Windows 一键部署到 NAS(推荐)

如果你在 Windows 本地开发并部署到固定 NAS,推荐使用一条命令:

.\deploy-catalogsync.ps1

该命令会串联:

  1. 本地上传 musicdl/catalogsync 到 NAS staging 目录
  2. 覆盖 NAS 上最新 serve_console.shdeploy_and_restart.sh
  3. 在 NAS 端执行原子部署脚本(备份 -> 同步 -> 停旧 -> 起新 -> 探活)
  4. 若探活或单实例校验失败,自动回滚到上一个版本并返回非 0

可选参数:

.\deploy-catalogsync.ps1 -SkipHealthCheck

脚本位置:

  • 仓库快捷入口:deploy-catalogsync.ps1
  • NAS 部署触发:scripts/catalogsync/deploy_to_nas.ps1
  • NAS 部署执行:scripts/catalogsync/templates/deploy_and_restart.sh

NAS 端部署脚本行为(deploy_and_restart.sh

脚本默认目标路径:

  • 代码目标:/volume4/Music_Cloud/catalogsync/app/musicdl/catalogsync
  • staging/volume4/Music_Cloud/catalogsync/deploy/staging/catalogsync
  • 备份:/volume4/Music_Cloud/catalogsync/deploy/backups/catalogsync_YYYYMMDD_HHMMSS

稳定性机制:

  • 部署锁:/volume4/Music_Cloud/catalogsync/run/deploy.lock
  • 服务 PID/volume4/Music_Cloud/catalogsync/run/serve.pid
  • 健康检查:默认 http://127.0.0.1:${WEB_PORT}/dashboard
  • 失败回滚:自动恢复最近备份并重启验证
  • 备份保留:默认保留最近 5 个版本(可用 --keep-backups 调整)
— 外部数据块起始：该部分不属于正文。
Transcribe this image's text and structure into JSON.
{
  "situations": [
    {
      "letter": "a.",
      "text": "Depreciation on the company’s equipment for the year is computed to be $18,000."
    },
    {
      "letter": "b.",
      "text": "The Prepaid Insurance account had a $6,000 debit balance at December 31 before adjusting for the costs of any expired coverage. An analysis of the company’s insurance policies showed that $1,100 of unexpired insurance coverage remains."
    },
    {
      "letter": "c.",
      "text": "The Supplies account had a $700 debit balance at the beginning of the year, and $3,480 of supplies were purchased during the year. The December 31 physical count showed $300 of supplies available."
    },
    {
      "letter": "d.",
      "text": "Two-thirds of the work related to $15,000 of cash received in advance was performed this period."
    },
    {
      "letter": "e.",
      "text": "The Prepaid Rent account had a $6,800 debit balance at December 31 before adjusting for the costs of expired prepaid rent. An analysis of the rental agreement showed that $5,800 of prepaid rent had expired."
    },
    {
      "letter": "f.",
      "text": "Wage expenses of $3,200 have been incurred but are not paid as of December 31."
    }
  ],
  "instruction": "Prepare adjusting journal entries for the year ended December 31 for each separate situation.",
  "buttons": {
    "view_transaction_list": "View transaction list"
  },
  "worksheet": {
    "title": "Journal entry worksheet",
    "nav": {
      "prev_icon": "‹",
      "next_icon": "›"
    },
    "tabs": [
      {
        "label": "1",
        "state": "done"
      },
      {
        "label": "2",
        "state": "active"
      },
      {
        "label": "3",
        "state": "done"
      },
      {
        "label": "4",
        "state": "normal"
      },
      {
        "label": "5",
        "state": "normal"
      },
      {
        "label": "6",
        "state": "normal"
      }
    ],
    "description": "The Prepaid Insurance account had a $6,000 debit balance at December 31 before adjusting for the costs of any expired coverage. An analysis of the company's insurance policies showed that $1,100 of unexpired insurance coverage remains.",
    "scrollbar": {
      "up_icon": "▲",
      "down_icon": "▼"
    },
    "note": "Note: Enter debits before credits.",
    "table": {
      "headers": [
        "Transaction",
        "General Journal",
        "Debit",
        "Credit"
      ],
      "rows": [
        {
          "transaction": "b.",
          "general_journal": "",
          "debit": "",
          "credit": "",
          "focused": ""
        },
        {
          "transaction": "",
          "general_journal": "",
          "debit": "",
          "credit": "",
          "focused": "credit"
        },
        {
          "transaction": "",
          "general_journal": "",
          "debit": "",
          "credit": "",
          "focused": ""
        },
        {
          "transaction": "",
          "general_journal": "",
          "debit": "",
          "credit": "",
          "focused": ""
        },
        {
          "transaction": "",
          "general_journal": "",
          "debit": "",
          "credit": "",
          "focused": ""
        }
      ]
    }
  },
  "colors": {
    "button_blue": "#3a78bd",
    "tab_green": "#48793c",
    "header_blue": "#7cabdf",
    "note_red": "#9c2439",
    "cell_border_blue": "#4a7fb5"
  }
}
scripts/catalogsync/bootstrap_to_linux.ps1 用法

在 Windows 侧执行(会通过 ssh/scp 初始化目标机目录并分发代码与脚本模板):

powershell -ExecutionPolicy Bypass -File .\scripts\catalogsync\bootstrap_to_linux.ps1 `
  -RemoteHost 192.168.1.10 `
  -Port 22 `
  -User xiaoming `
  -RootDir /volume4/Music_Cloud

执行后请在目标机把 catalogsync.env.example 复制为 catalogsync.env 并按机器实际路径调整。

目标机先执行 install_runtime.sh

目标机第一次部署完成后,建议先跑一次:

bash /volume4/Music_Cloud/catalogsync/bin/install_runtime.sh

这条脚本会自动完成几件事:

  • 使用 PYTHON_BIN 创建 VENV_DIR
  • 升级 pip/setuptools/wheel
  • /volume4/Music_Cloud/catalogsync/app/requirements.txt 生成 /volume4/Music_Cloud/catalogsync/app/requirements.nas.txt
  • 自动过滤 nodejs-wheel
  • 安装 catalogsync 当前下载/上传链路所需依赖
  • /volume4/Music_Cloud/catalogsync/app 执行一次 editable install,使 python -m musicdl.catalogsync.cli ... 可直接运行

日志会写到:

/volume4/Music_Cloud/catalogsync/logs/install_runtime_YYYYMMDD_HHMMSS.log

目标机 download_all.sh / download_from_file.sh 用法

在目标机执行前先准备:

cp /volume4/Music_Cloud/catalogsync/config/catalogsync.env.example \
   /volume4/Music_Cloud/catalogsync/config/catalogsync.env

全量流程(等价于 musicdl.catalogsync.cli run):

bash /volume4/Music_Cloud/catalogsync/bin/download_all.sh --sources netease,qq,kuwo --limit 20

按歌单文件跑(跳过 collect):

bash /volume4/Music_Cloud/catalogsync/bin/download_from_file.sh \
  /volume4/Music_Cloud/catalogsync/inputs/playlists.txt

该脚本对应 run --playlist-file 分支(跳过 collect),因此示例中不再携带 --sources

这两个下载脚本都会自动读取 catalogsync.env 里的 DOWNLOAD_SOURCES,并转成 --download-sources ... 传给 CLI。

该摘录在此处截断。